A investigação revelou outros casos (dois esta semana) e esquemas — a mãe “adoptiva” registou o nascimento de seis filhos em dez meses e, diz a AFP, obtém cerca de 2700 euros de abonos de família. Filhos fantasmas estão a nascer em toda a Grécia, não apenas nas famílias pobres de minorias, mas nas famílias dos novos excluídos.

“A Grécia está particularmente vulnerável a estes casos. Tem um conjunto de campos de refugiados económicos onde se vive de forma inumana.
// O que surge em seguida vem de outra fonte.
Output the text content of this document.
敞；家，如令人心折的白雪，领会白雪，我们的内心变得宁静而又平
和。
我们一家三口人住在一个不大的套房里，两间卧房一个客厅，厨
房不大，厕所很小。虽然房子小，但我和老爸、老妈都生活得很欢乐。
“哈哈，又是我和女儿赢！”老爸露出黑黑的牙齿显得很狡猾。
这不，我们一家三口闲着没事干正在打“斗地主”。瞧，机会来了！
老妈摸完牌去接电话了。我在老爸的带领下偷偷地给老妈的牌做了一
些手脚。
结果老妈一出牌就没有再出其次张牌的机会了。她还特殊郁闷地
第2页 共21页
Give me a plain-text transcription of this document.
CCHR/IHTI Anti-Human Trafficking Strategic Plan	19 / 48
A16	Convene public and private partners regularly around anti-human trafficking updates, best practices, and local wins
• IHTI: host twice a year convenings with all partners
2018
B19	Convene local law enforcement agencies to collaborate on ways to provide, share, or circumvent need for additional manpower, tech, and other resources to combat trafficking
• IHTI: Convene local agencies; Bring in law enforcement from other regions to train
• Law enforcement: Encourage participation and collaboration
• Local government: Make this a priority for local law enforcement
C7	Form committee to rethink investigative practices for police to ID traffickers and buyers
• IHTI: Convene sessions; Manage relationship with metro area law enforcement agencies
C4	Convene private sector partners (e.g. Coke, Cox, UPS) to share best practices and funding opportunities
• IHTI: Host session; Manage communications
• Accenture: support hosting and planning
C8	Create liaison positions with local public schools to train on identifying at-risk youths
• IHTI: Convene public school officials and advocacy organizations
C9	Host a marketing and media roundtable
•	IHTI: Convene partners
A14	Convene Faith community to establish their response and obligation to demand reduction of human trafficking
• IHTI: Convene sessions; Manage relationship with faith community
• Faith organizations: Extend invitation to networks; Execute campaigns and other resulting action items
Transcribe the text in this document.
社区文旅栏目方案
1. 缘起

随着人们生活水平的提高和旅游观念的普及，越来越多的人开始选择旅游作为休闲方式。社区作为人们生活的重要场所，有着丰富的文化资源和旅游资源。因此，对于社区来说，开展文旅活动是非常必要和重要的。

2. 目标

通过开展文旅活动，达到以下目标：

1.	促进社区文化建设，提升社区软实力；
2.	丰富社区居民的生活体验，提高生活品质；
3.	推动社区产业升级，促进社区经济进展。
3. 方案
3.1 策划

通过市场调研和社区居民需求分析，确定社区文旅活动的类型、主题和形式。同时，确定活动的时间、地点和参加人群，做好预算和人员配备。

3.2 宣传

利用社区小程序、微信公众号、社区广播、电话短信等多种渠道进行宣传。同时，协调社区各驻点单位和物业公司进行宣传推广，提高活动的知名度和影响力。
Os bairros de gente muito pobre crescem de dia para dia — são pessoas que estavam protegidas pela Segurança Social e que agora estão totalmente excluídos e à mercê da exploração e do abandono”, diz Pedro Góis.

Para se saber isto, diz o sociólogo, não era preciso dizer-se que Maria vivia com uma família cigana: “Há na Europa um antagonismo contra os grupos de ciganos, que impede que olhemos para eles como seres humanos iguais a nós. E casos como este, amplificados desta forma pelos media, podem servir de acelerador para os movimentos de extrema-direita pegarem no lado negativo desta exclusão e criarem bodes expiatórios, como já aconteceu no passado.”

A história de Maria, que tentámos transformar no conto de fadas, não teve o fim feliz que a Europa esperava. Mas pode ser positiva, diz o sociólogo. Em primeiro lugar, para Maria. “Pode haver a possibilidade de ser incluída socialmente, com as mesmas oportunidades dos outros. A sociedade europeia é isso mesmo, é a construção da igualdade de oportunidades, e esta história pode alertar de que há outras crianças ao nosso lado que não podem ficar excluídas — se demorarmos dez anos a dar por elas, será mais difícil, se demorarmos 20, serão adultas com uma vida de exploração e mendicidade.”

Maria, afinal, não era "Maddie". Mas Pedro Góis deseja que tenha na União Europeia um efeito idêntico ao que a inglesa desaparecida na Praia da Luz teve em Portugal: “Tornarnos mais atentos ao que se passa à nossa volta”.